The bank reconciliation is an essential tool of a company’s administrative system, used in internal control of financial resources, which ensures that the balance ledgers and bank balances are correct.

In this sense, it serves to notice possible capital deviations in the inflows and outflows of the company.


What is Bank Reconciliation?

It is an administrative activity that consists of comparing the items recorded in the bank statement, with the records recorded in the company’s accounting books.

Its objective is to ensure that all banking operations are correctly accounted for and reflected in the company’s books and, therefore, in the financial statements.

Also, thanks to the fact that it allows us to accurately determine the correspondence of your account balance with that of the bank, it facilitates the detection of errors promptly to carry out the necessary procedures and correct it.


How the Bank Reconciliation is done

Reconciliation is itself the comparison task, but to reach it, it is necessary that the previous process has been completed, this process is as follows:

The company must record all capital movements in an auxiliary book.
In turn, the bank records the accounts’ movements and monthly sends each customer their account statement, with the details of the entries made.

Subsequently, the review and verification are carried out, in which it must be verified that the movements registered by the company coincide with those of the bank and, if not, search for the fault and determine the cause of the said difference.


Bank reconciliation process

That said, let’s start with the reconciliation:

  • The initial amount is compared to the final amount in the bank report and books.
  • The different banking operations are located using the bank date, and you use the transaction number as a reference.
  • A manual or Excel table can be prepared, filling it with: date, transaction number, and amounts of both bank amounts and book balances.
  • Amount comparison begins, plus reference number to differentiate movements with repeated amounts.
  • The amounts that exist in the bank and book are crossed out or marked, leaving only the “unconsolidated” records.
  • These are brought to a reconciliation sheet.

These non-reconciled ones can be errors of the bank or the registry in the book, what is due is to establish the truth and the erroneous one, and according to their nature, it is subtracted or added in the reconciliation sheet with the note “error in bank or error in the book “according to the case.


Bank Reconciliation Results

Sometimes the final balance of the bank does not coincide with the balance in the books, this is due to the registration time of the items, for example, it may happen that the company registers an economic fact in its books, but that the bank that stops the bank the registration time is a few days later. I do not fall for the day of conciliation.

Differences may be due to:

  • Deposits in transit are those deposits recorded in books, which are not paid in the bank report.
  • Bank charges or commissions not accounted for.
  • Movements recorded in the bank that have not been accounted for and recorded in the books.
  • Checks issued that have not been cashed.
  • Other movements, according to the bank report that has not been accounted for.

Importance of Bank Reconciliation

Bank Reconciliation is not a compulsory activity, but it must be considered a fundamental process that must be done periodically. It facilitates keeping the company’s accounting up to date, with accurate and relevant information useful in management and decision-making of economic resources.

Being useful for:

  • Certify that the deposits are correctly reflected in the bank balance and that they have not been diverted or mistakenly paid to another account.
  • Detect possible deposits posted that did not enter the account at the bank for any reason.
  • Identify deposits to unaccounted for.
  • Identify checks written and not cashed.
  • Detect checks drawn and cashed that have not been accounted for.
  • Confirm the posting of all bank charges
  • Detect possible errors in amounts, either in the accounting books or in the bank account report.
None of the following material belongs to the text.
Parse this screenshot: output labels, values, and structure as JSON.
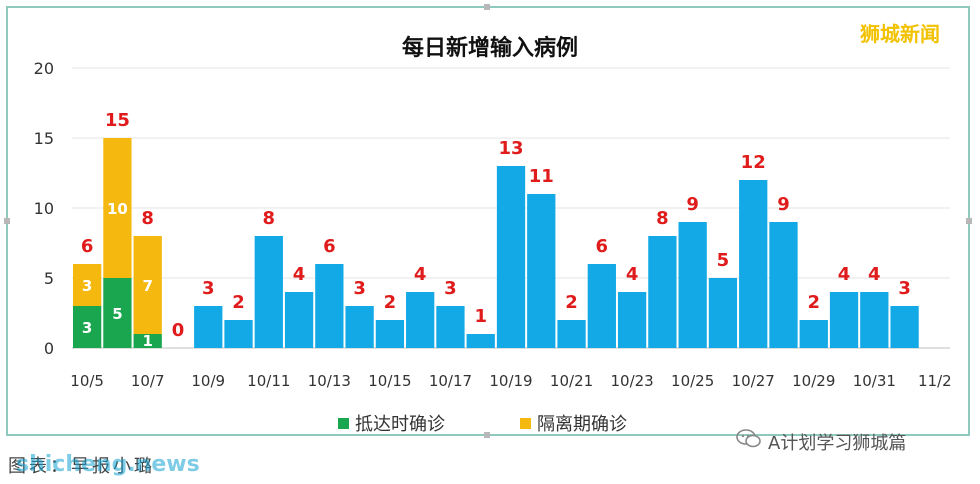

To end, it is worth mentioning that there are two types of reconciliation: arithmetic or individual conciliation and joint conciliation.

The first is to connect the balances, that is, based on the balances recorded in the accounting books, use the differences between the different accounts to equalize the balance indicated in the bank’s report. And the joint conciliation is one that concerns the person in charge of corrections.

Share.

Leave A Reply

This site uses Akismet to reduce spam. Learn how your comment data is processed.